The fact that I find dark skin exceptionally beautiful was a point of teasing even after I left home. Anyway…….
The mother saw those girls as projects and called them that. She said she wanted to mentor them, make them over.
I only remember her having a club of girls while I was in the fourth grade but I remember her playing kickball with neighborhood kids when I was in the second grade.
The 4th grade saw a lot of interest in children from the neighborhood and with outside activities after the sun went down. At night, she would race me and my sister. She loved to run. It must have been a strange sight to see the three of us tear down the street. My sister was fast and always won. I wanted to beat my mother so badly I couldn’t see straight, but she always ran faster.
Past the 4th grade, I don’t recall her interacting with us or the neighborhood children in this way.
Looking back at these situations I see how well she groomed us and how well humiliation worked to keep us in line and to fill her needs. The problem I’m having is that when I feel humiliated now, I want to hurt myself. Dr. D thought I was talking about beating myself up.
No, I meant self harm. I told him that I understand I don’t have be punished for expressing emotion in the presence of others. I feel humiliated by what happened with the GP but I don’t have to hurt myself because of that emotion.

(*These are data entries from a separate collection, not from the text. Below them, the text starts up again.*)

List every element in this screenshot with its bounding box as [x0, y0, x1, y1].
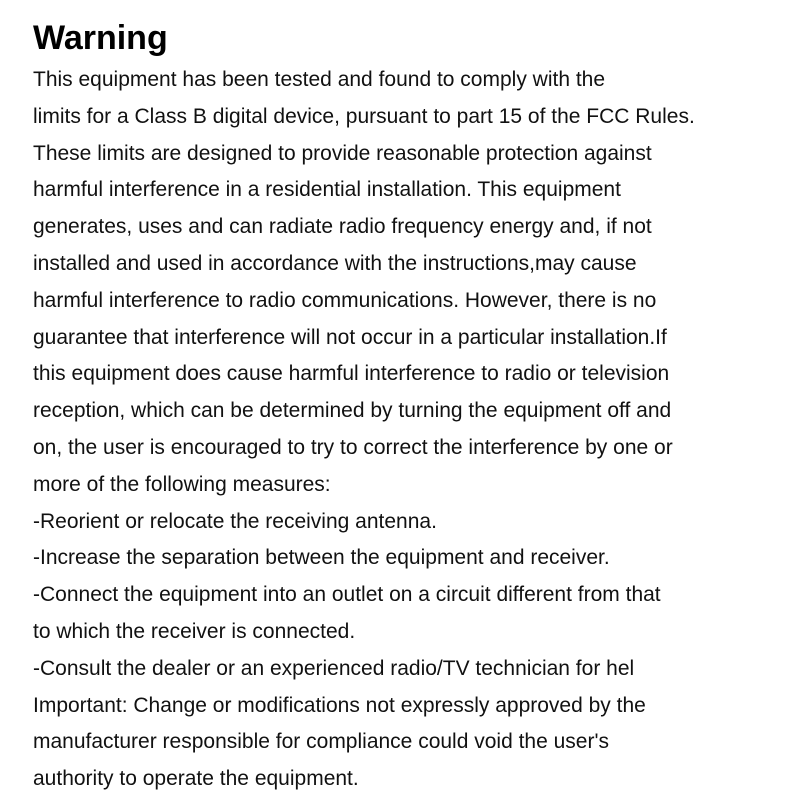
list-item-measure: -Reorient or relocate the receiving antenna. — [33, 509, 437, 533]
important-note-line: authority to operate the equipment. — [33, 767, 359, 791]
important-note-line: Important: Change or modifications not expressly approved by the — [33, 693, 646, 717]
warning-body — [33, 62, 793, 798]
text-line: guarantee that interference will not occur in a particular installation.If — [33, 325, 667, 349]
text-line: this equipment does cause harmful interference to radio or television — [33, 362, 670, 386]
text-line: harmful interference in a residential installation. This equipment — [33, 178, 621, 202]
warning-document — [33, 18, 793, 798]
important-note-line: manufacturer responsible for compliance could void the user's — [33, 730, 609, 754]
text-line: installed and used in accordance with the instructions,may cause — [33, 251, 637, 275]
list-item-measure: -Connect the equipment into an outlet on a circuit different from that — [33, 583, 661, 607]
text-line: to which the receiver is connected. — [33, 619, 356, 643]
text-line: reception, which can be determined by turning the equipment off and — [33, 399, 672, 423]
warning-title: Warning — [33, 19, 168, 57]
list-item-measure: -Increase the separation between the equipment and receiver. — [33, 546, 610, 570]
text-line: harmful interference to radio communications. However, there is no — [33, 288, 657, 312]
text-line: These limits are designed to provide reasonable protection against — [33, 141, 652, 165]
text-line: generates, uses and can radiate radio frequency energy and, if not — [33, 215, 652, 239]
text-line: limits for a Class B digital device, pursuant to part 15 of the FCC Rules. — [33, 104, 695, 128]
list-item-measure: -Consult the dealer or an experienced radio/TV technician for hel — [33, 656, 635, 680]
text-line: on, the user is encouraged to try to correct the interference by one or — [33, 435, 673, 459]
text-line: This equipment has been tested and found to comply with the — [33, 68, 606, 91]
text-line: more of the following measures: — [33, 472, 331, 496]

We talked about the doctor’s that I fired in the past and that what they did was wholly wrong. I was right to fire them. He asked if I’d ever fired someone when I was the one in the wrong. I told him I didn’t want to go down that road because I’m trying to stabilize in my head that I don’t have to hurt myself when others behave in a negative way. I said I need to remember that I am not bad and that I’m not always the problem. He said, but I think it’s important to explore that area. I said no. Later in the conversation he said that even if there was a point where I contributed to a situation going sour, I still do not have to be punished for it. I agreed.
The entire session was to establish in my head that I do not have to harm myself in response to feeling humiliated or abandoned. That was the point of going over the details above. My mother added pain with humiliation but I must not continue that cycle.